Dr. Zadeh’s interest includes healthcare design, evidence-based design and the translation and application of scientifically tested research about design innovation into real-life policy and practice to achieve the best possible health, safety, quality, and efficiency outcomes via systems approach. Dr. Zadeh’s team is currently working on several projects. One primary focus is the development of non-pharmacological system solutions to improve quality of life and manage symptoms for patients with advanced and chronic illnesses, particularly in end-of-life, geriatric, and acute care settings. Other projects include the development of novel technological, environmental, and educational interventions to improve sleep and circadian rhythms for bedbound patients; the economic evaluation of improvements in care environments; and research into how workplace design can improve alertness, productivity, efficiency, and patient satisfaction. Zadeh’s team is the recipient of the Novel Technology Award from the Clinical and Translational Science Center and Weill Cornell Medical College. Zadeh has also received the Center for Health Design’s 2012-13 New Investigator Award for high-quality research in the field of evidence-based healthcare facility design and the 2013 Architectural Research Centers Consortium King Medal for innovation, integrity, and scholarship in environmental design research.
- Emphasize the development and improvement of multidisciplinary dialogue among design, research, policy, and practice.

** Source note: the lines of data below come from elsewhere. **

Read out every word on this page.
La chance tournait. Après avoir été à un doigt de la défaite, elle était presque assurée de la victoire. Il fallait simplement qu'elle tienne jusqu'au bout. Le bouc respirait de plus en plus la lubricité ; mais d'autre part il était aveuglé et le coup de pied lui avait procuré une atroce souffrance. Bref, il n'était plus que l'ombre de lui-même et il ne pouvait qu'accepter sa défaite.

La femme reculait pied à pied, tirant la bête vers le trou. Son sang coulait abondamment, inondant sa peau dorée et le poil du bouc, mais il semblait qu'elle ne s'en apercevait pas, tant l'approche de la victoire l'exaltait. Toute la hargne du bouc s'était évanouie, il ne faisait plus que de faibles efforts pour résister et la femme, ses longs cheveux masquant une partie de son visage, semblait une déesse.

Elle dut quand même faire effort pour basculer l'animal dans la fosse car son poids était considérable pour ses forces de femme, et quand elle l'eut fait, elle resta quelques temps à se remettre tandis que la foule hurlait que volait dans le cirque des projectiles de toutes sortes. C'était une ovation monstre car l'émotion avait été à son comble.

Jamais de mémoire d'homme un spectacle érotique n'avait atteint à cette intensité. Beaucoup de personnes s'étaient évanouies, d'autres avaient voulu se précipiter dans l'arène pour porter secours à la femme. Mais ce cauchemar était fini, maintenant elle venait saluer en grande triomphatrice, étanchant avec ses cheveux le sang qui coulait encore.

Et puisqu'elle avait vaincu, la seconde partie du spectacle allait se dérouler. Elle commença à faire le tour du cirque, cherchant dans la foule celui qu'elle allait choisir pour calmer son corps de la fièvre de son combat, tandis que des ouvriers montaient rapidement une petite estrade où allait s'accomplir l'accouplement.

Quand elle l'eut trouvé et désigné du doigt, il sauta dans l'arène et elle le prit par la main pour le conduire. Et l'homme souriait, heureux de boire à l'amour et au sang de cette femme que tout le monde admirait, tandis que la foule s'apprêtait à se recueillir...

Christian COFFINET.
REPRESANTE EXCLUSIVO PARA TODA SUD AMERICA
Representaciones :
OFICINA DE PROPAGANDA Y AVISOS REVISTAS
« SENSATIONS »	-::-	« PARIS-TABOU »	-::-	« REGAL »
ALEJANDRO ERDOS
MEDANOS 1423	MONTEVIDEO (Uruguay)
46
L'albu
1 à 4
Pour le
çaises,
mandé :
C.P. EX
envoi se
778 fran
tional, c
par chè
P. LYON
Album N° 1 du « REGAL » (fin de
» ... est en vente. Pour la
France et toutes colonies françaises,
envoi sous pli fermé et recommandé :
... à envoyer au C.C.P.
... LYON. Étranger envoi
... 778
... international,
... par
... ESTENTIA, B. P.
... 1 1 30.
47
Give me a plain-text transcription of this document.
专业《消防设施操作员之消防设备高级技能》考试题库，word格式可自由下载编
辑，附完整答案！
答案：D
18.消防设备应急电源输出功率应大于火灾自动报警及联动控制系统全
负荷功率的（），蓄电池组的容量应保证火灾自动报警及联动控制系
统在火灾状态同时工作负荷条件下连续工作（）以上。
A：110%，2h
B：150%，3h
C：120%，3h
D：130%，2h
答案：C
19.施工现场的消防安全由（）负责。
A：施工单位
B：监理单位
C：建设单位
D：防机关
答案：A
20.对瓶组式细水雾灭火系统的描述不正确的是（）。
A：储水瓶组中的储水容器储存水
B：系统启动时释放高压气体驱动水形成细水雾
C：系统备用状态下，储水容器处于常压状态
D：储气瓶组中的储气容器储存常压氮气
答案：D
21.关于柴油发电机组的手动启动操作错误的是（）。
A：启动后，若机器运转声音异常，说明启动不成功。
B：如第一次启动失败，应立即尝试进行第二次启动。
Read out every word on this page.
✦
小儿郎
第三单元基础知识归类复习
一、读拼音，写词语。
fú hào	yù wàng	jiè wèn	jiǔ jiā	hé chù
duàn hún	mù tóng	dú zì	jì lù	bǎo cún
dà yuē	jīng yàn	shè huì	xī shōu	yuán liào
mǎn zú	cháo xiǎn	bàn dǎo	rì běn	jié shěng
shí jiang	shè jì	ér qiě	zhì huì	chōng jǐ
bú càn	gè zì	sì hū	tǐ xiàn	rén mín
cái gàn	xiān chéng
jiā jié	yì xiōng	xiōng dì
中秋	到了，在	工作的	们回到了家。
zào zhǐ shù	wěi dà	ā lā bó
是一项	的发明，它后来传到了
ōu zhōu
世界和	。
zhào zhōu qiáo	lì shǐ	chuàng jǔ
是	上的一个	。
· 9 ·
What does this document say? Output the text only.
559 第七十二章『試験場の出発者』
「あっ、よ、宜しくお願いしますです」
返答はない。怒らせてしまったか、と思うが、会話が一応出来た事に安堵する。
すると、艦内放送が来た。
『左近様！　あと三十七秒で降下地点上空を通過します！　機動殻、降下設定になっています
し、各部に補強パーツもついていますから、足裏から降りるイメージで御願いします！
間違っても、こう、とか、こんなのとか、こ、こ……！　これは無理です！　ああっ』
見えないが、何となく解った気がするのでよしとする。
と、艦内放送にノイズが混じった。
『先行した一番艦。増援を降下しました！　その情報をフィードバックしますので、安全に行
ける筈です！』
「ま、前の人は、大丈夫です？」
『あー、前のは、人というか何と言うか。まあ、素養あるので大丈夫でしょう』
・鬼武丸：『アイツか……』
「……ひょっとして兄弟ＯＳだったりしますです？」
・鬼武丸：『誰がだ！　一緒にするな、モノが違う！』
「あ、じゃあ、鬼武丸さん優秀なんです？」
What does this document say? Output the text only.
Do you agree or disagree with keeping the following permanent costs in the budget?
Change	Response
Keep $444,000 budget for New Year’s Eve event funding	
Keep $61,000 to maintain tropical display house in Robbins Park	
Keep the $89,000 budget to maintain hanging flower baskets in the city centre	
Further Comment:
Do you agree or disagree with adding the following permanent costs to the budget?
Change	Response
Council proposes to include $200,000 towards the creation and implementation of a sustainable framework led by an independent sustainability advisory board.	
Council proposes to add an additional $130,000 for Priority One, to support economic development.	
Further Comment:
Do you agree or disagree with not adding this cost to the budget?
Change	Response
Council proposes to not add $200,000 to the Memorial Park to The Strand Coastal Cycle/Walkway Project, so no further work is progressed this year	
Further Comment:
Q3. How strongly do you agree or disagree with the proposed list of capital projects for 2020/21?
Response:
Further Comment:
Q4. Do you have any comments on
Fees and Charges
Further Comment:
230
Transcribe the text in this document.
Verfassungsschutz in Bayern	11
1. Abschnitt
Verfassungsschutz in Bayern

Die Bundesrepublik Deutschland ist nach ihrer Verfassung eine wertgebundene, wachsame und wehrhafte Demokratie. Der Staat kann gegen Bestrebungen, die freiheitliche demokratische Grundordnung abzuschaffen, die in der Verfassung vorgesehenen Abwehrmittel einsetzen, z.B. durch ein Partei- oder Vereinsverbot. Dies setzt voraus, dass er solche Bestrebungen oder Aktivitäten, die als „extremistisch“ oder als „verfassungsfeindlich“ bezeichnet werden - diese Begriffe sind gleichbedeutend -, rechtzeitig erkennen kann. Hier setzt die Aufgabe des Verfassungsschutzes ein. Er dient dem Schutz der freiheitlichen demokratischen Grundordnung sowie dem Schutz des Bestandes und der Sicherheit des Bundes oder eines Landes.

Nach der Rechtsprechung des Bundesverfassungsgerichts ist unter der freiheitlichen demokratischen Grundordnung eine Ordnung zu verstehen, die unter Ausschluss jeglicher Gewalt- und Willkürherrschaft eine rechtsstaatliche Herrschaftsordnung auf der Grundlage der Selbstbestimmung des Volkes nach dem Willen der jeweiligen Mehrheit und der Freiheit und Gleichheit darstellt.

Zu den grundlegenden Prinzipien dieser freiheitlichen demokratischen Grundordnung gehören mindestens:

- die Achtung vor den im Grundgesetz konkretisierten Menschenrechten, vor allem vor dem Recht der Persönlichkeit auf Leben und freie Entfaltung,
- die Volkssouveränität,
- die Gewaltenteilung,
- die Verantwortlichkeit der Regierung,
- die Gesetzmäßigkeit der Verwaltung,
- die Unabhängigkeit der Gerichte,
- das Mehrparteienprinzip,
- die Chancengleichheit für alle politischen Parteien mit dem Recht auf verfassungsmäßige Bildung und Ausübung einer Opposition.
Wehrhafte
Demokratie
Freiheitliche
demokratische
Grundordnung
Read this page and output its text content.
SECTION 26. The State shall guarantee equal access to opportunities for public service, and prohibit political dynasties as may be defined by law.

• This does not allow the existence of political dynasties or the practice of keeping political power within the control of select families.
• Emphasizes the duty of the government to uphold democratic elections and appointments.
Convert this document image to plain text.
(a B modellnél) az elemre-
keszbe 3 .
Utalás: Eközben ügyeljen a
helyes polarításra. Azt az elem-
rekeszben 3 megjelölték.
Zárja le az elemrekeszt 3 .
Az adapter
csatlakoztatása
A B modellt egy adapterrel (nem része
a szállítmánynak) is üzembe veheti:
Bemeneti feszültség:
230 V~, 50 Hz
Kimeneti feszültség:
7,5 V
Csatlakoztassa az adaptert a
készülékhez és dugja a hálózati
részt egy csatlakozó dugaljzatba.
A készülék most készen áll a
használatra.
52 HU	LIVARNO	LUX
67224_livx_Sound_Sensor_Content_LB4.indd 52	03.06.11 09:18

- Involve Cornell students from the fields of design, architecture, interior design, urban and regional planning, business administration, policy analysis and management, public health, global health, landscape architecture, information science, facility management, ergonomics, environmental psychology, medicine, premedical studies, and biology and society.
- Obtain the knowledge and experience related to human-centered scientific and applied research on design creativity
- Make a difference in the world by working on real life projects presented by clients and community members
- Practice to embrace diverse perspectives from multiple angles
- Improve awareness about the sophistication and sensitivity of healthcare environments and the ethics and values needed to engage with patients, leaders, residents, and other stakeholders.